I read it in the temper of a thoroughly disappointed and thoroughly unreasonable man. Whatever poor Mrs. Van Brandt had done, she had done wrong. It was wrong of her, in the first place, to have married at all. It was wrong of her to contemplate receiving Mr. Van Brandt again, even if his lawful wife had died in the interval. It was wrong of her to return my letter of introduction, after I had given myself the trouble of altering it to suit her capricious fancy. It was wrong of her to take an absurdly prudish view of a stolen kiss and a tender declaration, and to fly from me as if I were as great a scoundrel as Mr. Van Brandt himself. And last, and more than all, it was wrong of her to sign her Christian name in initial only. Here I was, passionately in love with a woman, and not knowing by what fond name to identify her in my thoughts! "M. Van Brandt!" I might call her Maria, Margaret, Martha, Mabel, Magdalen, Mary--no, not Mary. The old boyish love was dead and gone, but I owed some respect to the memory of it.
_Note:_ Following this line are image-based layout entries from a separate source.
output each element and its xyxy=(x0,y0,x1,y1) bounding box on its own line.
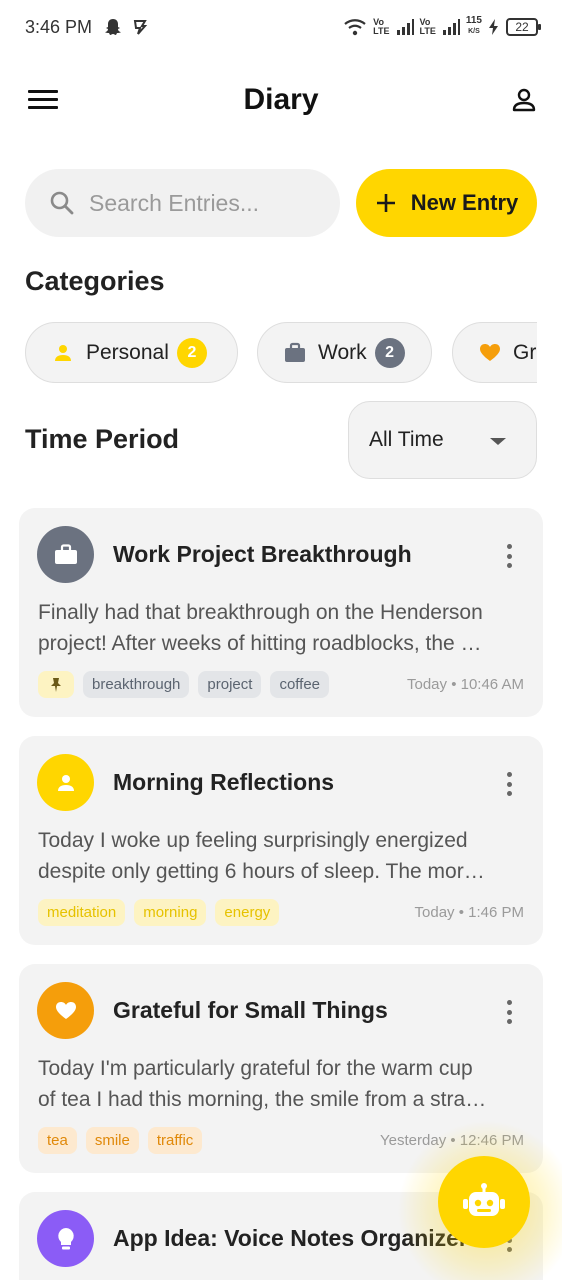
more-options-icon[interactable] xyxy=(507,772,513,796)
net-speed: 115 K/S xyxy=(465,15,482,36)
search-input[interactable]: Search Entries... xyxy=(25,169,340,237)
tag-chip[interactable]: tea xyxy=(38,1127,77,1154)
category-count-badge: 2 xyxy=(374,337,405,368)
entry-timestamp: Today • 10:46 AM xyxy=(407,676,524,693)
search-icon xyxy=(50,191,74,215)
tag-chip[interactable]: project xyxy=(198,671,262,698)
new-entry-button[interactable]: New Entry xyxy=(356,169,537,237)
tag-chip[interactable]: energy xyxy=(215,899,280,926)
briefcase-icon xyxy=(54,543,77,564)
tag-chip[interactable]: smile xyxy=(85,1127,139,1154)
more-options-icon[interactable] xyxy=(507,1000,513,1024)
entry-timestamp: Today • 1:46 PM xyxy=(414,904,524,921)
new-entry-label: New Entry xyxy=(410,190,519,215)
category-chips: Personal 2 Work 2 Gratitude xyxy=(25,322,537,384)
category-chip-personal[interactable]: Personal 2 xyxy=(25,322,238,383)
entry-title: Work Project Breakthrough xyxy=(113,541,412,567)
category-chip-gratitude[interactable]: Gratitude xyxy=(452,322,537,383)
entry-card[interactable]: Work Project Breakthrough Finally had th… xyxy=(19,508,543,717)
person-icon xyxy=(52,342,74,364)
tag-chip[interactable]: traffic xyxy=(147,1127,203,1154)
briefcase-icon xyxy=(284,342,306,364)
heart-icon xyxy=(479,342,501,364)
more-options-icon[interactable] xyxy=(507,544,513,568)
time-period-value: All Time xyxy=(369,428,444,451)
pin-icon xyxy=(38,671,74,698)
plus-icon xyxy=(376,194,395,212)
person-icon xyxy=(512,88,536,112)
entry-category-avatar xyxy=(37,526,94,583)
tag-chip[interactable]: morning xyxy=(134,899,207,926)
time-period-dropdown[interactable]: All Time xyxy=(348,401,537,479)
entry-title: Grateful for Small Things xyxy=(113,997,388,1023)
entry-card[interactable]: Morning Reflections Today I woke up feel… xyxy=(19,736,543,945)
ai-assistant-fab[interactable] xyxy=(438,1156,530,1248)
page-title: Diary xyxy=(243,83,319,116)
person-icon xyxy=(57,774,74,791)
status-right-icons: Vo LTE Vo LTE 115 K/S 22 xyxy=(343,15,541,37)
entry-preview: Today I'm particularly grateful for the … xyxy=(38,1053,524,1115)
signal-icon xyxy=(396,18,414,35)
robot-icon xyxy=(463,1183,505,1216)
charging-icon xyxy=(489,18,498,35)
entry-tags: breakthrough project coffee xyxy=(38,671,330,698)
signal-icon xyxy=(442,18,460,35)
app-bar: Diary xyxy=(0,70,562,130)
lightbulb-icon xyxy=(57,1227,74,1249)
category-label: Personal xyxy=(86,340,169,364)
entry-preview-line: of tea I had this morning, the smile fro… xyxy=(38,1088,487,1111)
wifi-icon xyxy=(344,18,366,35)
snapchat-icon xyxy=(105,19,121,35)
status-left-icons xyxy=(104,18,148,36)
category-count-badge: 2 xyxy=(176,337,207,368)
status-time: 3:46 PM xyxy=(25,17,93,37)
entry-preview-line: Today I'm particularly grateful for the … xyxy=(38,1057,473,1080)
categories-title: Categories xyxy=(25,266,165,296)
entry-preview-line: Today I woke up feeling surprisingly ene… xyxy=(38,829,468,852)
battery-indicator: 22 xyxy=(506,17,541,36)
category-chip-work[interactable]: Work 2 xyxy=(257,322,432,383)
entry-category-avatar xyxy=(37,982,94,1039)
tag-chip[interactable]: meditation xyxy=(38,899,126,926)
profile-button[interactable] xyxy=(510,86,538,114)
heart-icon xyxy=(55,1001,76,1019)
entry-tags: meditation morning energy xyxy=(38,899,280,926)
entry-preview: Finally had that breakthrough on the Hen… xyxy=(38,597,524,659)
entry-preview-line: project! After weeks of hitting roadbloc… xyxy=(38,632,482,655)
entry-title: Morning Reflections xyxy=(113,769,335,795)
entry-preview-line: Finally had that breakthrough on the Hen… xyxy=(38,601,483,624)
category-label: Work xyxy=(318,340,367,364)
notification-icon xyxy=(133,20,148,35)
status-bar: 3:46 PM Vo LTE Vo LTE 115 K/S 22 xyxy=(0,0,562,56)
time-period-title: Time Period xyxy=(25,424,180,454)
tag-chip[interactable]: breakthrough xyxy=(83,671,190,698)
volte-icon: Vo LTE xyxy=(373,16,390,36)
chevron-down-icon xyxy=(490,438,506,445)
volte-icon: Vo LTE xyxy=(419,16,436,36)
entry-preview-line: despite only getting 6 hours of sleep. T… xyxy=(38,860,485,883)
tag-chip[interactable]: coffee xyxy=(270,671,330,698)
entry-preview: Today I woke up feeling surprisingly ene… xyxy=(38,825,524,887)
search-placeholder: Search Entries... xyxy=(89,189,260,216)
entry-category-avatar xyxy=(37,1210,94,1267)
entry-tags: tea smile traffic xyxy=(38,1127,203,1154)
category-label: Gratitude xyxy=(513,340,537,364)
entry-category-avatar xyxy=(37,754,94,811)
If the "Mary" of my early days were still living, and if I had met her, would she have treated me as this woman had treated me? Never! It was an injury to "Mary" to think even of that heartless creature by her name. Why think of her at all? Why degrade myself by trying to puzzle out a means of tracing her in her letter? It was sheer folly to attempt to trace a woman who had gone I knew not whither, and who herself informed me that she meant to pass under an assumed name. Had I lost all pride, all self-respect? In the flower of my age, with a handsome fortune, with the world before me, full of interesting female faces and charming female figures, what course did it become me to take? To go back to my country-house, and mope over the loss of a woman who had deliberately deserted me? or to send for a courier and a traveling carriage, and forget her gayly among foreign people and foreign scenes? In the state of my temper at that moment, the idea of a pleasure tour in Europe fired my imagination. I first astonished the people at the hotel by ordering all further inquiries after the missing Mrs. Van Brandt to be stopped; and then I opened my writing desk and wrote to tell my mother frankly and fully of my new plans.